The problem: suppose I have a String on one MPI rank that I want to write to an HDF5 file that has been opened for parallel I/O. This is especially tricky because only that rank knows the actual length of the string.
I’ve looked for HDF5 documentation on how they recommend to do something like this, but haven’t managed to find anything relevant - the documentation I’ve found for parallel HDF5 doesn’t go very far (refs - HDF5: A Brief Introduction to Parallel HDF5 and Parallel HDF5 Questions).
My solution, reduced to a MWE, is
parallel-hdf5-test-script.jl:
using HDF5, MPI
function main()
MPI.Init()
my_rank = MPI.Comm_rank(MPI.COMM_WORLD)
output_file = h5open("test.h5", "cw", MPI.COMM_WORLD)
# Generate a stupid String as an example
s = "x" ^ rand(1:20)
# Broadcast the string length from the process we want to write from
string_size = Ref(length(s))
MPI.Bcast!(string_size, MPI.COMM_WORLD; root=0)
if my_rank != 0
s = " " ^ string_size[]
end
# This needs to be called on all processes, with a String of the right length
# The 'datatype' `var_hdf5_type` contains the length of `s`, which allows
# the following `write_dataset()` call to work.

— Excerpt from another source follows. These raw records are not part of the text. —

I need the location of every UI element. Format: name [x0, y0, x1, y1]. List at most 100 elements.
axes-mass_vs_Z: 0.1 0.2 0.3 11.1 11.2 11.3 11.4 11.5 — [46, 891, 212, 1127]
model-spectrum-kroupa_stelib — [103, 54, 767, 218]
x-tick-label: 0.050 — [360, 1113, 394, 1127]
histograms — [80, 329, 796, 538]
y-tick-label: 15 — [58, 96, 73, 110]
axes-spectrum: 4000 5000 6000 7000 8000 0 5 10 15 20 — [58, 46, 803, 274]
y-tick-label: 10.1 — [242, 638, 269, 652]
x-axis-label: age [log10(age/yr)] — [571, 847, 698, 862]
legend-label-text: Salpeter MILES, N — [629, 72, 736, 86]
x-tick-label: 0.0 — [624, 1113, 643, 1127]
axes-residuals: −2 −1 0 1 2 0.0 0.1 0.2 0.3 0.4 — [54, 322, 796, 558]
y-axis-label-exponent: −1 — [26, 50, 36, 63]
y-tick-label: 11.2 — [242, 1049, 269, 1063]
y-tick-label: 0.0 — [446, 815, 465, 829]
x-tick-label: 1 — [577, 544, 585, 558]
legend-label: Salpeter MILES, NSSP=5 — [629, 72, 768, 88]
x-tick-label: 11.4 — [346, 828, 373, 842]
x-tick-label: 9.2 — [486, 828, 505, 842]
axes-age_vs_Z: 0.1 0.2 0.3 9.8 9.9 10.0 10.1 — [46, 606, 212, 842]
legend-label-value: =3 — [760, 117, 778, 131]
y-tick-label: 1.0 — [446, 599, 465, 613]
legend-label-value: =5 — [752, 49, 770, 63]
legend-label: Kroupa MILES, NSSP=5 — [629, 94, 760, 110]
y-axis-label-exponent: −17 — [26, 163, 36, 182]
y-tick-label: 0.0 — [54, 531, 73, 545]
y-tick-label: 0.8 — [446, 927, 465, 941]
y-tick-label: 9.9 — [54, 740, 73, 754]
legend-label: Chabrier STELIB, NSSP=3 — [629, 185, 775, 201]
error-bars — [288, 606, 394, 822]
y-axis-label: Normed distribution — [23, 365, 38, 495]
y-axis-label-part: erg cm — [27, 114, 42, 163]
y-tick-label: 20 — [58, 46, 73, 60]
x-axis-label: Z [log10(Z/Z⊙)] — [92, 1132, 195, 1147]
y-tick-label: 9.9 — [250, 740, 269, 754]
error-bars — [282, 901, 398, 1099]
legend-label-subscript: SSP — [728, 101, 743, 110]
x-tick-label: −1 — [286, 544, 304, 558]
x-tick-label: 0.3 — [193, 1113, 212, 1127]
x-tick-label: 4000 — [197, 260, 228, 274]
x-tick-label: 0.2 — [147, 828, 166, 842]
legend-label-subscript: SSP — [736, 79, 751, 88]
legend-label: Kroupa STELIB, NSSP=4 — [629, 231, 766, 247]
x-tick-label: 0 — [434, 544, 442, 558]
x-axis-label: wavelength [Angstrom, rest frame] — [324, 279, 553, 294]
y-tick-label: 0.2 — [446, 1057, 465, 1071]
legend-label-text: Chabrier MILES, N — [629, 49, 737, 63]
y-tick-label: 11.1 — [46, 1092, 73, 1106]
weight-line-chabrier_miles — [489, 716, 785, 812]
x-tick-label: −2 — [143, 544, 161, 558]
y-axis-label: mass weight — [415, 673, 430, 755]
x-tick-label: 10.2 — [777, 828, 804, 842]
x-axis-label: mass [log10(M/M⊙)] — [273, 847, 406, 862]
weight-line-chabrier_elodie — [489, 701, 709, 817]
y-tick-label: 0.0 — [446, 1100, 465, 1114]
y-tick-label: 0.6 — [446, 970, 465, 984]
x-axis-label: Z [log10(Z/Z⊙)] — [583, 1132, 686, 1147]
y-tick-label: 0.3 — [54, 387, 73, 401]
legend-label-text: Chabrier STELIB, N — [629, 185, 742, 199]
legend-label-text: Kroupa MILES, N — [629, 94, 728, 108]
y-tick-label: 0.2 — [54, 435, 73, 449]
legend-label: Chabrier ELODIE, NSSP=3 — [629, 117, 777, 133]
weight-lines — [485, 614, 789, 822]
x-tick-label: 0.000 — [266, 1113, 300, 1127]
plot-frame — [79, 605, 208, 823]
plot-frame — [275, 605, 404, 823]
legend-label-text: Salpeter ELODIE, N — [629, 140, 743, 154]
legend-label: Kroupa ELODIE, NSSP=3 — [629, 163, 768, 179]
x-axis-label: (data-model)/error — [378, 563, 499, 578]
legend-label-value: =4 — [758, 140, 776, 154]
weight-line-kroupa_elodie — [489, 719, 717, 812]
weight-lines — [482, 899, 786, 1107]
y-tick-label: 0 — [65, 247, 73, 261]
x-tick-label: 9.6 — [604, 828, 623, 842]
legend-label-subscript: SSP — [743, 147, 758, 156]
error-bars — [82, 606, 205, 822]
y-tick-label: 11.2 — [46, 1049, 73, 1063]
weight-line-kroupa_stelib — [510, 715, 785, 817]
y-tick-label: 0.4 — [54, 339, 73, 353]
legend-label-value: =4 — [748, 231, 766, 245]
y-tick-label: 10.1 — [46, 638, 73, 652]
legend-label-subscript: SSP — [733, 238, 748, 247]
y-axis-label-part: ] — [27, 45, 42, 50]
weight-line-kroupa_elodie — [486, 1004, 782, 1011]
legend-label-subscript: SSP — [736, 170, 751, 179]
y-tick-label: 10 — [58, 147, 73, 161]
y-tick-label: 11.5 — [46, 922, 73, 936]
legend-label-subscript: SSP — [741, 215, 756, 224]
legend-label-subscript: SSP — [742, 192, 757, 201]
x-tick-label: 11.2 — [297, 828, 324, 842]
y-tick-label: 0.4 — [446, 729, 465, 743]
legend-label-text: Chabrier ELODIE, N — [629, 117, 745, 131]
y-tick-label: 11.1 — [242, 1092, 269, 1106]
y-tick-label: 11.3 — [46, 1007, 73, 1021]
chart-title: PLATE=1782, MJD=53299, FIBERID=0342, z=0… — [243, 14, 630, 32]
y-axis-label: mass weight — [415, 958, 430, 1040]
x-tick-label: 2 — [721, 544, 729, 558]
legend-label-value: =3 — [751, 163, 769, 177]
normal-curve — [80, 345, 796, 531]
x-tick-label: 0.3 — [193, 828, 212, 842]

io_var, var_hdf5_type = create_dataset(output_file, "foo", s)
if my_rank == 0
# Only need/want to write from a single rank
write_dataset(io_var, var_hdf5_type, s)
end
close(output_file)
end
main()
To run, assuming you have set up HDF5.jl with MPI support:
$ mpirun -np 2 julia parallel-hdf5-test-script.jl
The solution is not so awful, but it wasn’t at all obvious to me to start with (it must have been about the 5th or 6th thing I tried). So even if there isn’t a better way, I’m making this post so I can at least find this solution again!
I’ve always found string handling in HDF5 confusing, so an extra, more specific question: Is the Bcast!()
of the string length absolutely necessary? My current guess/understanding is that it is, because the length is part of the ‘string type’ that HDF5 uses to write it, and so has to be included when the variable is created (and variable creation is a collective process that has to be done on all ranks at once).